Lubnas case was transferred from the Special Public Order courts to the normal courts; however she was still denied the right to present a defense or witnesses and was convicted.

Its not a question of trousers, he said, the public order regime expresses and enforces an ideology that considers that women should not have equal access to public and private freedoms including- the basic components of the right to liberty, security of person and fair trial as set out in articles 6 and 7 of the African Charter.

The public order regime is an oppressive tool which does not impacts the lives of individuals but also the development of Sudan as a whole.

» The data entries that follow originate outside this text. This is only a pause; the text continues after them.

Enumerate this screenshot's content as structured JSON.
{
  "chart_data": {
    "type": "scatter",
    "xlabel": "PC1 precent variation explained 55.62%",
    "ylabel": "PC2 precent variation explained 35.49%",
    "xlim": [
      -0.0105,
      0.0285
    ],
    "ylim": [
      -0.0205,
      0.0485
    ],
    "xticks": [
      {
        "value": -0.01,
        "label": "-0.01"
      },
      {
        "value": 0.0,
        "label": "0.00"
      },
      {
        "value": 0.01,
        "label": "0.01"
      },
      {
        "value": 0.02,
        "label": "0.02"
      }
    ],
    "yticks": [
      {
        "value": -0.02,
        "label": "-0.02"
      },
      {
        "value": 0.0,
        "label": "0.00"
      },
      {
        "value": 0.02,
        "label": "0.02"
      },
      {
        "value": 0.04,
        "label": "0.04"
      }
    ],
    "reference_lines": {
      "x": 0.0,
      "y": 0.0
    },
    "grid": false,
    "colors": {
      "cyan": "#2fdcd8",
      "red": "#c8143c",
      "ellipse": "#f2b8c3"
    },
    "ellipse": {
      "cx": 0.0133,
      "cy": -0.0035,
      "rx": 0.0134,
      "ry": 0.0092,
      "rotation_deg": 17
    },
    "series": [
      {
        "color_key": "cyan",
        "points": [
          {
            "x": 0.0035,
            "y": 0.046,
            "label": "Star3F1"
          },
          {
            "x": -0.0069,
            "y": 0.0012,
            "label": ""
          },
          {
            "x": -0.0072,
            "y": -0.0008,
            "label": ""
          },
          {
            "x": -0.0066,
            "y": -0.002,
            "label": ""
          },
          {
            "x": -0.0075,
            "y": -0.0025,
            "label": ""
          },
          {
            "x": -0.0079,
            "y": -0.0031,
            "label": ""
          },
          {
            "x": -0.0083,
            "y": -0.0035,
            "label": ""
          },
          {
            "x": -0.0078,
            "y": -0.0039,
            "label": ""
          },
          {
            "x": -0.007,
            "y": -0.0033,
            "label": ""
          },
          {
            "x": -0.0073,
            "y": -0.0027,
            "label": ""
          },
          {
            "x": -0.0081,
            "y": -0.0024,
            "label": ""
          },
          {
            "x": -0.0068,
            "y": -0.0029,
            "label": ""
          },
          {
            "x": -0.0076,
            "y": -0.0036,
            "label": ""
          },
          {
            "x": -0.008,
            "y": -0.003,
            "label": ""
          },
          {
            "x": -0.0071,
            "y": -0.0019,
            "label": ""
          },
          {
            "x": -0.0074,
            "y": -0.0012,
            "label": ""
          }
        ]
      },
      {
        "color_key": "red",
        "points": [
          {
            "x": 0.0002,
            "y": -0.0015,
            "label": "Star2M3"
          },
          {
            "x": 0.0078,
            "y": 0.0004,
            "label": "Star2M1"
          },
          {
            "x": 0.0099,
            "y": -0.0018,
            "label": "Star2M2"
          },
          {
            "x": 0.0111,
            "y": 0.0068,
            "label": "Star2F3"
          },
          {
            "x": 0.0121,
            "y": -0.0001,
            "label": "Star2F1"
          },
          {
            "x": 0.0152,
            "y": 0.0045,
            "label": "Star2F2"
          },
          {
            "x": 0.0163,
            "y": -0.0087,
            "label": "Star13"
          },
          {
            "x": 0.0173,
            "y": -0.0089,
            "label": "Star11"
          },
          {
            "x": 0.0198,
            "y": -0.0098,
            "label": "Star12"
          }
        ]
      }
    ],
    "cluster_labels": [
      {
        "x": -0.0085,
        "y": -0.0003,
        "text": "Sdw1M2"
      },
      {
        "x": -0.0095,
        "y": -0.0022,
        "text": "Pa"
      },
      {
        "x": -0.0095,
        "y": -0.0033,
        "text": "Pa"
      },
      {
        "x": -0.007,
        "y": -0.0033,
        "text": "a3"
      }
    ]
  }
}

Dr. Albaqir Alafiff said: there is need for courage. Reform of the public order regime requires a fundamental shift in the approach to the use of law and state power. But it is essential not just to fulfill the constitutional obligation to ensure of equal protection of the laws, but also ensure a real transformation in Sudan.

Up till now this aspect, although acknowledged by the political parties, has not been made a priority. People should know that the public order law contravenes not only the African Charter and the interim constitution of Sudan, but also lacks cultural legitimacy. It is alien to the Sudanese culture and well entrenched religious traditions.

Meanwhile the paper presented contains series of recommendations for bringing Sudanese law into conformity with the requirements of the African on human and peoples rights in order to ensure the liberation of Sudanese People especially women.

As part of the recommendation the activist called on the Commission to recall Sudans obligation to implement the recommendations of the Commission with respect to reform of the Public Order Regime. He also called for the immediate amendment of the criminal Law of 1991 to be in conformity with its obligation under the African Charter.

Sudan must implement the recommendations of the African Commission to Sudan to both abolish penalty of lashing, he urged. We also call on the special rapporteur on the rights of women to offer assistance to the government of Sudan in the processes of law reform.